Benzomalvin A (1), quinolactacins A1 (2), A2 (3) and B (4), quinolonimide (5), asperphenamate (6), and a new halogenated polyhydroxyanthraquinone, namely 2-chloro-6-[2'(S)-hydroxypropyl]-1,3,8-trihydroxy-anthraquinone (7), were isolated from an organic extract obtained from the solid culture of Penicillium spathulatum B35. Compounds 2 and 3 were isolated as an epimeric mixture, and compound 4 as a racemate. The structure of 7 was elucidated using 1D and 2D NMR, combined with computational methods (density functional theory). Compound 1, the mixture of 2 and 3, racemate 4, and compound 6 inhibited the yeast α-glucosidase in a concentration-dependent fashion with IC50 values of 383.2, 273.3, 57.3, and 8.3 µM, respectively. The α-glucosidase inhibitory properties of 1 were confirmed in vivo with an oral sucrose tolerance test in normal and hyperglycemic mice (p < 0.05). Furthermore, docking studies predicted that the most stable conformers of 1 bind to yeast and mammalian α-glucosidases with a higher affinity than acarbose. Finally, 1 also showed antihyperalgesic activity when tested in the formalin assay in hyperglycemic mice (p < 0.05).
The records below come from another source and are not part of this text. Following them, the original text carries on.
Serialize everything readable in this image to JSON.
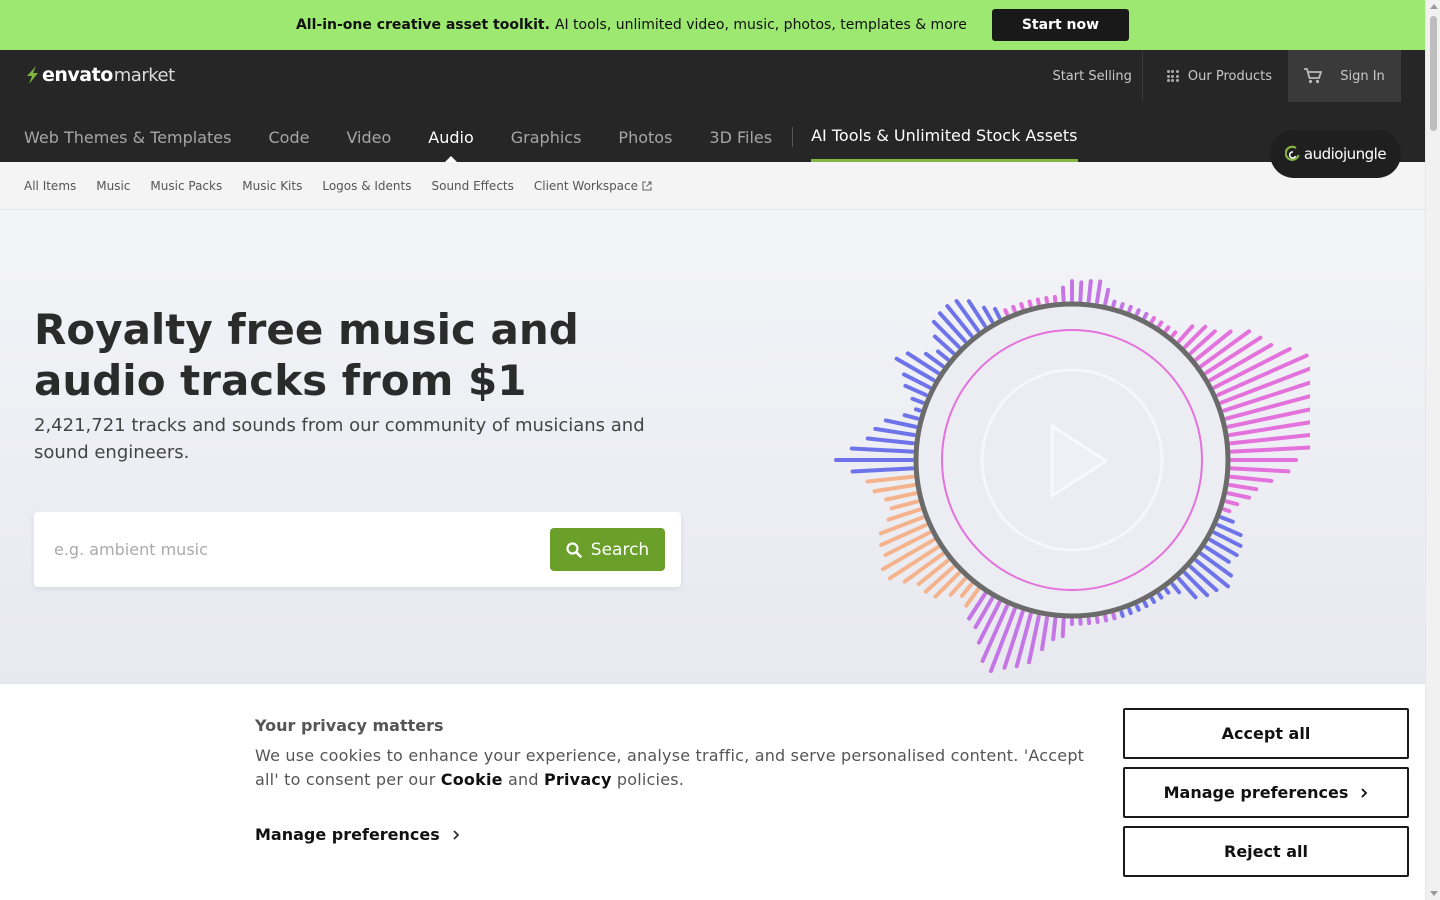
{
  "promo": {
    "bold": "All-in-one creative asset toolkit.",
    "text": "AI tools, unlimited video, music, photos, templates & more",
    "cta": "Start now"
  },
  "header": {
    "logo_brand": "envato",
    "logo_market": "market",
    "start_selling": "Start Selling",
    "our_products": "Our Products",
    "sign_in": "Sign In",
    "categories": [
      "Web Themes & Templates",
      "Code",
      "Video",
      "Audio",
      "Graphics",
      "Photos",
      "3D Files"
    ],
    "active_category": "Audio",
    "ai_link": "AI Tools & Unlimited Stock Assets",
    "site_badge": "audiojungle"
  },
  "subnav": [
    "All Items",
    "Music",
    "Music Packs",
    "Music Kits",
    "Logos & Idents",
    "Sound Effects",
    "Client Workspace"
  ],
  "hero": {
    "title": "Royalty free music and audio tracks from $1",
    "subtitle": "2,421,721 tracks and sounds from our community of musicians and sound engineers.",
    "search_placeholder": "e.g. ambient music",
    "search_button": "Search"
  },
  "cookie": {
    "heading": "Your privacy matters",
    "msg_part1": "We use cookies to enhance your experience, analyse traffic, and serve personalised content. 'Accept all' to consent per our ",
    "cookie_link": "Cookie",
    "msg_and": " and ",
    "privacy_link": "Privacy",
    "msg_end": " policies.",
    "manage_link": "Manage preferences",
    "accept_all": "Accept all",
    "manage_button": "Manage preferences",
    "reject_all": "Reject all"
  },
  "colors": {
    "promo_bg": "#9ce870",
    "header_bg": "#262626",
    "search_green": "#6a9f2a",
    "ai_underline": "#82b541",
    "wave_pink": "#e472dc",
    "wave_violet": "#c476e6",
    "wave_blue": "#6f73ea",
    "wave_peach": "#f5b38d"
  }
}
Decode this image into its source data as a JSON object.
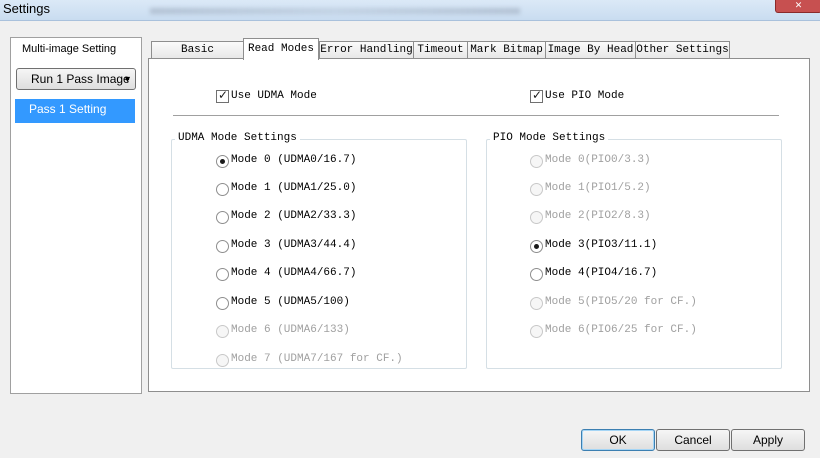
{
  "window": {
    "title": "Settings"
  },
  "left_panel": {
    "title": "Multi-image Setting",
    "dropdown_label": "Run 1 Pass Image",
    "items": [
      {
        "label": "Pass 1 Setting",
        "selected": true
      }
    ]
  },
  "tabs": [
    {
      "label": "Basic Settings",
      "active": false
    },
    {
      "label": "Read Modes",
      "active": true
    },
    {
      "label": "Error Handling",
      "active": false
    },
    {
      "label": "Timeout",
      "active": false
    },
    {
      "label": "Mark Bitmap",
      "active": false
    },
    {
      "label": "Image By Head",
      "active": false
    },
    {
      "label": "Other Settings",
      "active": false
    }
  ],
  "read_modes": {
    "use_udma": {
      "label": "Use UDMA Mode",
      "checked": true
    },
    "use_pio": {
      "label": "Use PIO Mode",
      "checked": true
    },
    "udma_group": {
      "title": "UDMA Mode Settings",
      "options": [
        {
          "label": "Mode 0 (UDMA0/16.7)",
          "checked": true,
          "enabled": true
        },
        {
          "label": "Mode 1 (UDMA1/25.0)",
          "checked": false,
          "enabled": true
        },
        {
          "label": "Mode 2 (UDMA2/33.3)",
          "checked": false,
          "enabled": true
        },
        {
          "label": "Mode 3 (UDMA3/44.4)",
          "checked": false,
          "enabled": true
        },
        {
          "label": "Mode 4 (UDMA4/66.7)",
          "checked": false,
          "enabled": true
        },
        {
          "label": "Mode 5 (UDMA5/100)",
          "checked": false,
          "enabled": true
        },
        {
          "label": "Mode 6 (UDMA6/133)",
          "checked": false,
          "enabled": false
        },
        {
          "label": "Mode 7 (UDMA7/167 for CF.)",
          "checked": false,
          "enabled": false
        }
      ]
    },
    "pio_group": {
      "title": "PIO Mode Settings",
      "options": [
        {
          "label": "Mode 0(PIO0/3.3)",
          "checked": false,
          "enabled": false
        },
        {
          "label": "Mode 1(PIO1/5.2)",
          "checked": false,
          "enabled": false
        },
        {
          "label": "Mode 2(PIO2/8.3)",
          "checked": false,
          "enabled": false
        },
        {
          "label": "Mode 3(PIO3/11.1)",
          "checked": true,
          "enabled": true
        },
        {
          "label": "Mode 4(PIO4/16.7)",
          "checked": false,
          "enabled": true
        },
        {
          "label": "Mode 5(PIO5/20 for CF.)",
          "checked": false,
          "enabled": false
        },
        {
          "label": "Mode 6(PIO6/25 for CF.)",
          "checked": false,
          "enabled": false
        }
      ]
    }
  },
  "buttons": {
    "ok": "OK",
    "cancel": "Cancel",
    "apply": "Apply"
  },
  "icons": {
    "close": "close-icon",
    "dropdown": "chevron-down-icon",
    "check": "checkmark-icon"
  },
  "colors": {
    "selection": "#3399ff",
    "titlebar": "#c9dcf0",
    "close": "#c75050"
  }
}
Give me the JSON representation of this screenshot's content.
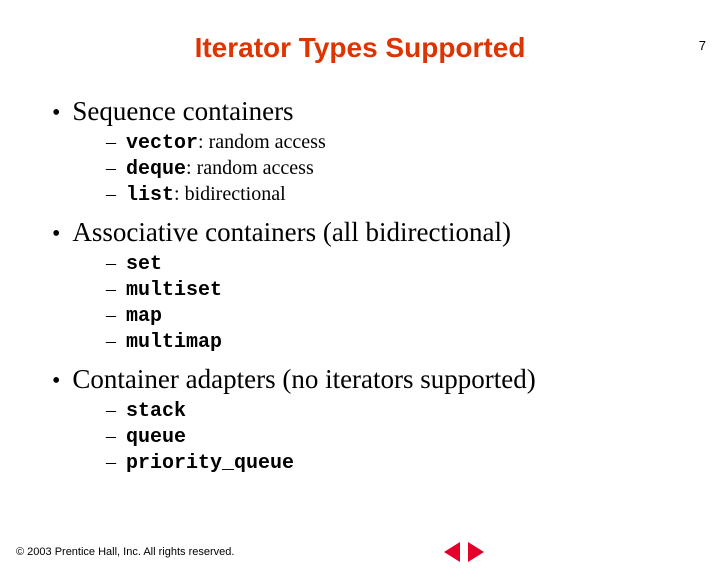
{
  "page_number": "7",
  "title": "Iterator Types Supported",
  "sections": [
    {
      "heading": "Sequence containers",
      "items": [
        {
          "code": "vector",
          "desc": ": random access"
        },
        {
          "code": "deque",
          "desc": ": random access"
        },
        {
          "code": "list",
          "desc": ": bidirectional"
        }
      ]
    },
    {
      "heading": "Associative containers (all bidirectional)",
      "items": [
        {
          "code": "set",
          "desc": ""
        },
        {
          "code": "multiset",
          "desc": ""
        },
        {
          "code": "map",
          "desc": ""
        },
        {
          "code": "multimap",
          "desc": ""
        }
      ]
    },
    {
      "heading": "Container adapters (no iterators supported)",
      "items": [
        {
          "code": "stack",
          "desc": ""
        },
        {
          "code": "queue",
          "desc": ""
        },
        {
          "code": "priority_queue",
          "desc": ""
        }
      ]
    }
  ],
  "footer": {
    "copyright": "© 2003 Prentice Hall, Inc. All rights reserved."
  }
}
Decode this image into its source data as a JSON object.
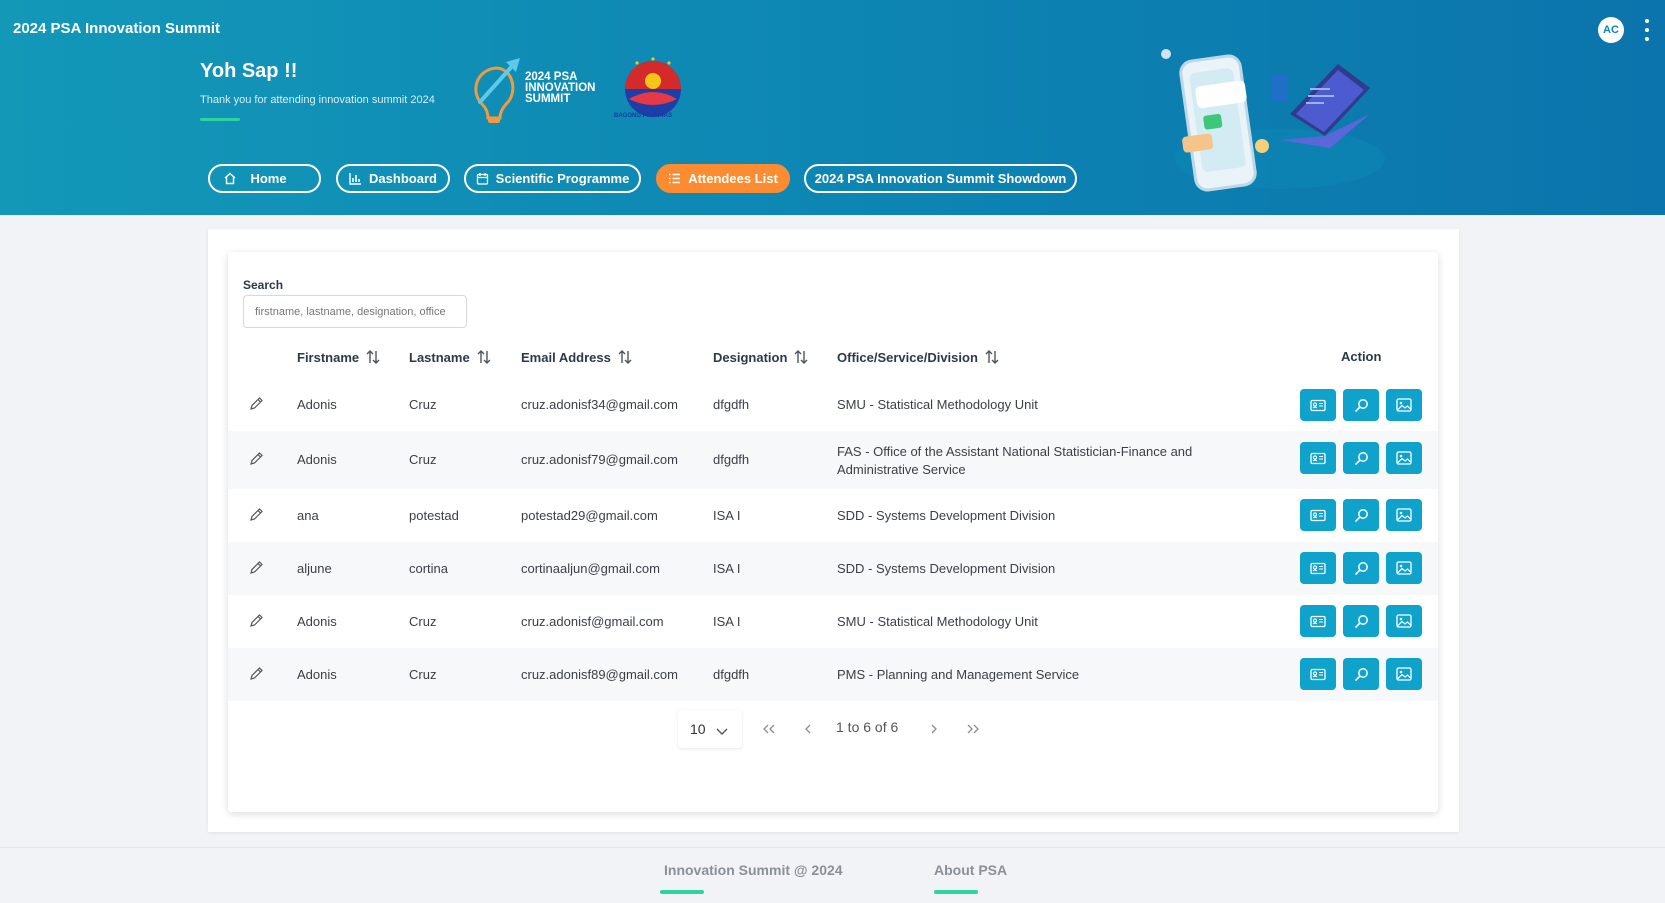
{
  "app": {
    "title": "2024 PSA Innovation Summit",
    "avatar_initials": "AC"
  },
  "hero": {
    "greeting": "Yoh Sap !!",
    "subtitle": "Thank you for attending innovation summit 2024",
    "summit_logo_text": [
      "2024 PSA",
      "INNOVATION",
      "SUMMIT"
    ],
    "bagong_logo_text": "BAGONG PILIPINAS"
  },
  "nav": [
    {
      "label": "Home",
      "icon": "home-icon",
      "active": false
    },
    {
      "label": "Dashboard",
      "icon": "bar-chart-icon",
      "active": false
    },
    {
      "label": "Scientific Programme",
      "icon": "calendar-icon",
      "active": false
    },
    {
      "label": "Attendees List",
      "icon": "list-icon",
      "active": true
    },
    {
      "label": "2024 PSA Innovation Summit Showdown",
      "icon": null,
      "active": false
    }
  ],
  "search": {
    "label": "Search",
    "placeholder": "firstname, lastname, designation, office",
    "value": ""
  },
  "table": {
    "columns": [
      "Firstname",
      "Lastname",
      "Email Address",
      "Designation",
      "Office/Service/Division",
      "Action"
    ],
    "rows": [
      {
        "firstname": "Adonis",
        "lastname": "Cruz",
        "email": "cruz.adonisf34@gmail.com",
        "designation": "dfgdfh",
        "office": "SMU - Statistical Methodology Unit"
      },
      {
        "firstname": "Adonis",
        "lastname": "Cruz",
        "email": "cruz.adonisf79@gmail.com",
        "designation": "dfgdfh",
        "office": "FAS - Office of the Assistant National Statistician-Finance and Administrative Service"
      },
      {
        "firstname": "ana",
        "lastname": "potestad",
        "email": "potestad29@gmail.com",
        "designation": "ISA I",
        "office": "SDD - Systems Development Division"
      },
      {
        "firstname": "aljune",
        "lastname": "cortina",
        "email": "cortinaaljun@gmail.com",
        "designation": "ISA I",
        "office": "SDD - Systems Development Division"
      },
      {
        "firstname": "Adonis",
        "lastname": "Cruz",
        "email": "cruz.adonisf@gmail.com",
        "designation": "ISA I",
        "office": "SMU - Statistical Methodology Unit"
      },
      {
        "firstname": "Adonis",
        "lastname": "Cruz",
        "email": "cruz.adonisf89@gmail.com",
        "designation": "dfgdfh",
        "office": "PMS - Planning and Management Service"
      }
    ],
    "action_icons": [
      "id-card-icon",
      "search-icon",
      "image-icon"
    ]
  },
  "pagination": {
    "page_size": "10",
    "range_text": "1 to 6 of 6"
  },
  "footer": {
    "links": [
      "Innovation Summit @ 2024",
      "About PSA"
    ]
  },
  "colors": {
    "header_start": "#1398b8",
    "header_end": "#0b74ac",
    "accent_orange": "#fb8c32",
    "action_blue": "#0fa3cb",
    "green_bar": "#2dd4a0"
  }
}
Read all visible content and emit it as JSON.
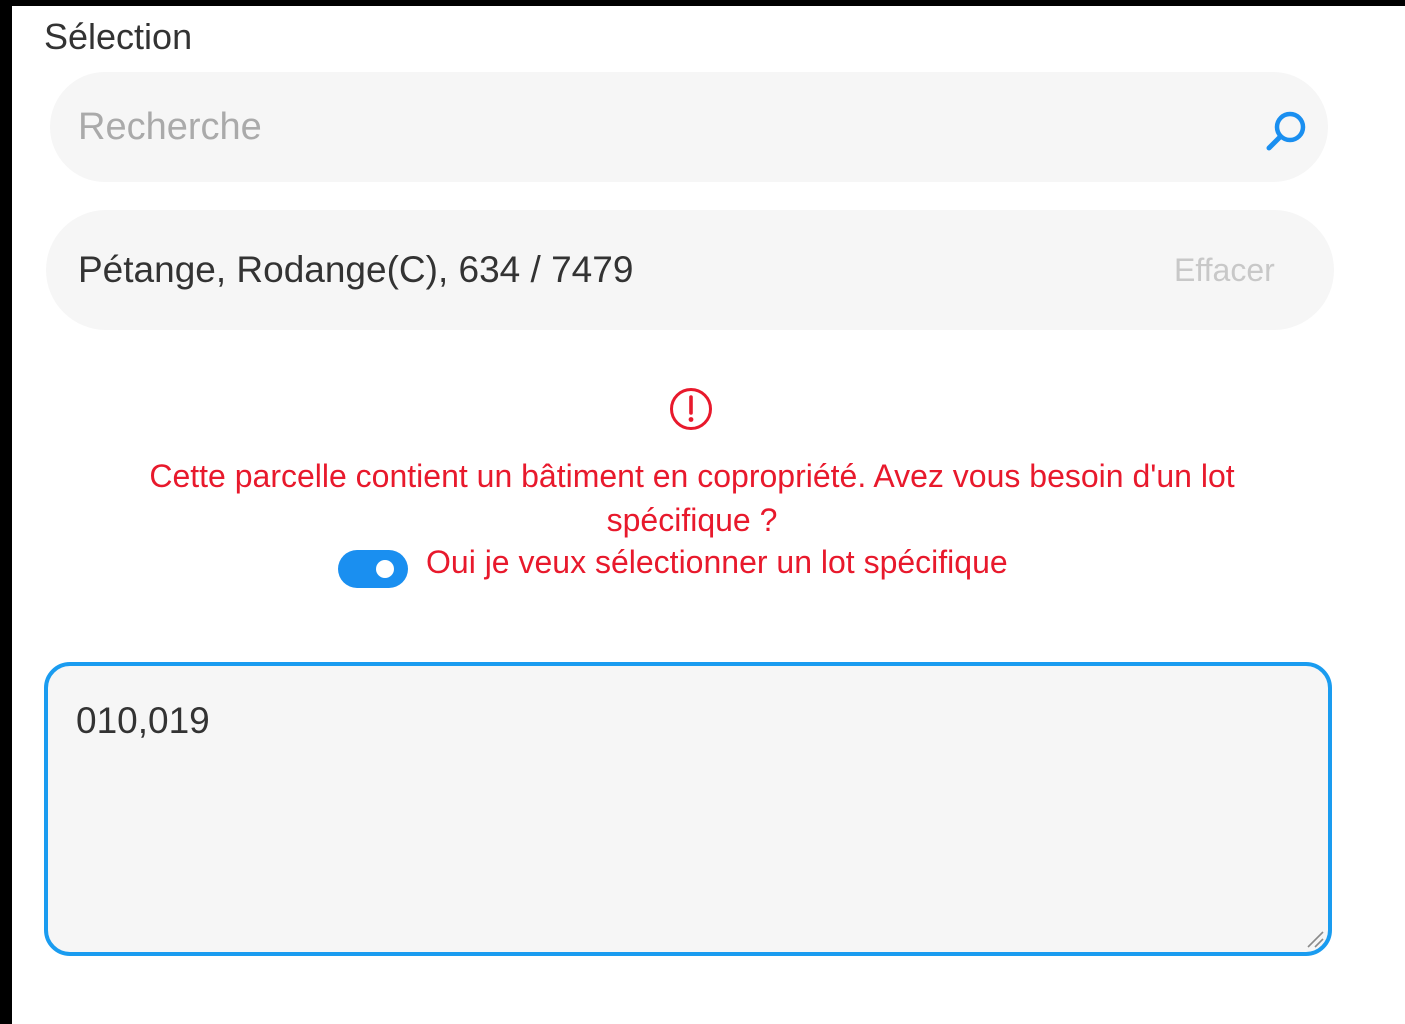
{
  "section": {
    "title": "Sélection"
  },
  "search": {
    "placeholder": "Recherche",
    "value": "",
    "icon": "search-icon"
  },
  "selection": {
    "value": "Pétange, Rodange(C), 634 / 7479",
    "clear_label": "Effacer"
  },
  "warning": {
    "icon": "warning-circle-icon",
    "message": "Cette parcelle contient un bâtiment en copropriété. Avez vous besoin d'un lot spécifique ?",
    "toggle_label": "Oui je veux sélectionner un lot spécifique",
    "toggle_on": true
  },
  "lots": {
    "value": "010,019"
  },
  "colors": {
    "accent": "#1a8ff0",
    "warning": "#e8192c",
    "field_bg": "#f6f6f6",
    "text": "#333333",
    "placeholder": "#aaaaaa"
  }
}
从点叶青霉B35固体培养物的有机提取物中分离得到了苯并马尔文A(1)、喹诺拉克辛A1(2)、A2(3)和B(4)、喹诺酰亚胺(5)、曲霉芬酸(6)以及一种新的卤代多羟基蒽醌,即2-氯-6-[2'(S)-羟丙基]-1,3,8-三羟基蒽醌(7)。化合物2和3以差向异构体混合物形式分离得到,化合物4以外消旋体形式分离得到。通过一维和二维核磁共振结合计算方法(密度泛函理论)阐明了化合物7的结构。化合物1、2和3的混合物、外消旋体4以及化合物6以浓度依赖方式抑制酵母α-葡萄糖苷酶,IC50值分别为383.2、273.3、57.3和8.3 μM。通过对正常和高血糖小鼠进行口服蔗糖耐量试验,在体内证实了化合物1的α-葡萄糖苷酶抑制特性(p < 0.05)。此外,对接研究预测,化合物1最稳定的构象异构体与酵母和哺乳动物α-葡萄糖苷酶结合的亲和力高于阿卡波糖。最后,在高血糖小鼠的福尔马林试验中进行测试时,化合物1也表现出抗痛觉过敏活性(p < 0.05)。